I'm having trouble on deciding when it's appropriate to use the stars and bars method for enumeration. For example, the following question:
Suppose each student in a 50-student class selects a number 1 through 10 with uniform probability, that is each number 1 − 10 is equally likely to be chosen by each student. What is the probability that exactly 6 students choose 1?

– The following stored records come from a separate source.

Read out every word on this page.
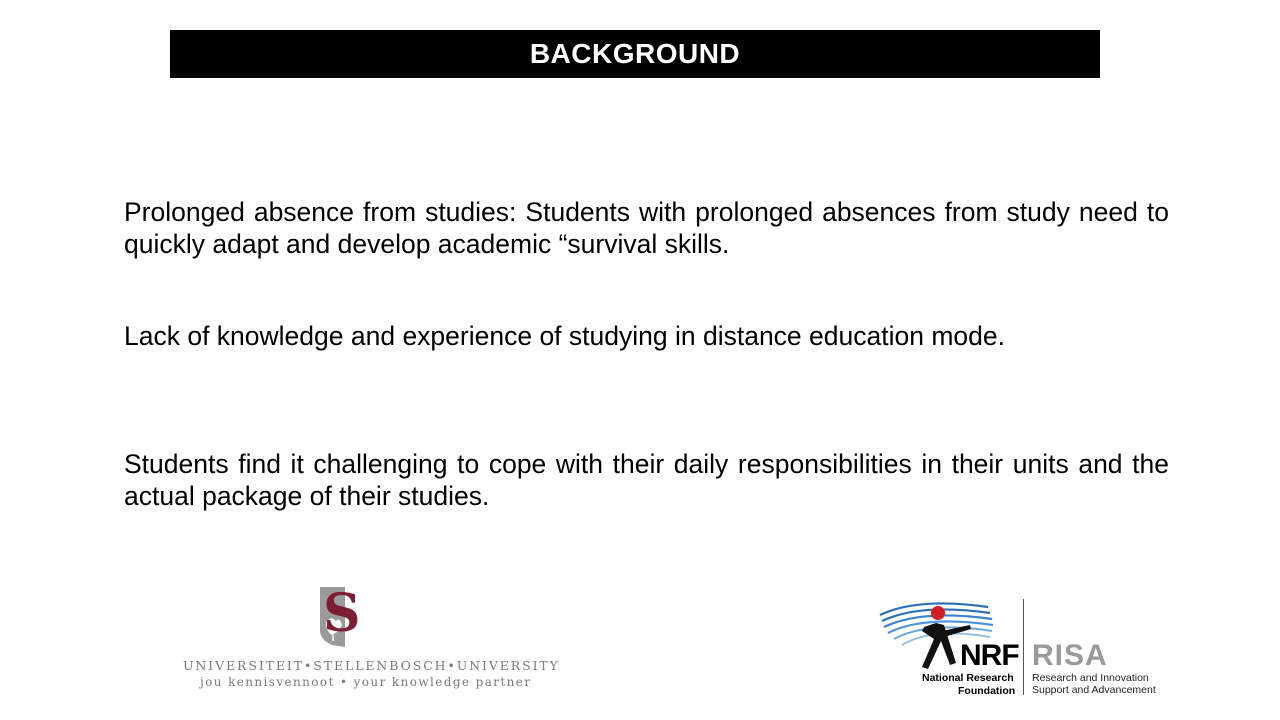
BACKGROUND

Prolonged absence from studies: Students with prolonged absences from study need to quickly adapt and develop academic “survival skills.

Lack of knowledge and experience of studying in distance education mode.

Students find it challenging to cope with their daily responsibilities in their units and the actual package of their studies.

S
UNIVERSITEIT•STELLENBOSCH•UNIVERSITY
jou kennisvennoot • your knowledge partner
NRF
National Research
Foundation
RISA
Research and Innovation
Support and Advancement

Would stars and bars be a valid approach here?
On
Stars and bars is not the correct approach as you are distributing distinct objects (students) to distinct items (numbers). The sample space consists of tuples $(x_1, x_2,\dotsc,x_{50})$ where $1\leq x_i\leq 10$ with equal probability attached to each of the $10^{50}$ sample points. The number of such tuples with exactly $6$ ones is $\binom{50}{6}9^{44}$ (choose which $6$ of the positions to have ones and the rest of the positions can have any other number other than $1$). Hence the probability is $$ \frac{\binom{50}{6}9^{44}}{10^{50}}=\binom{50}{6}\left(\frac{1}{10}\right)^6 \left(\frac{9}{10}\right)^{44}. $$
Does the following ring a bell?
A certain experiment with a success chance of ${1\over10}$ is performed $50$ times independently. What is the probability that we see exactly $6$ successes?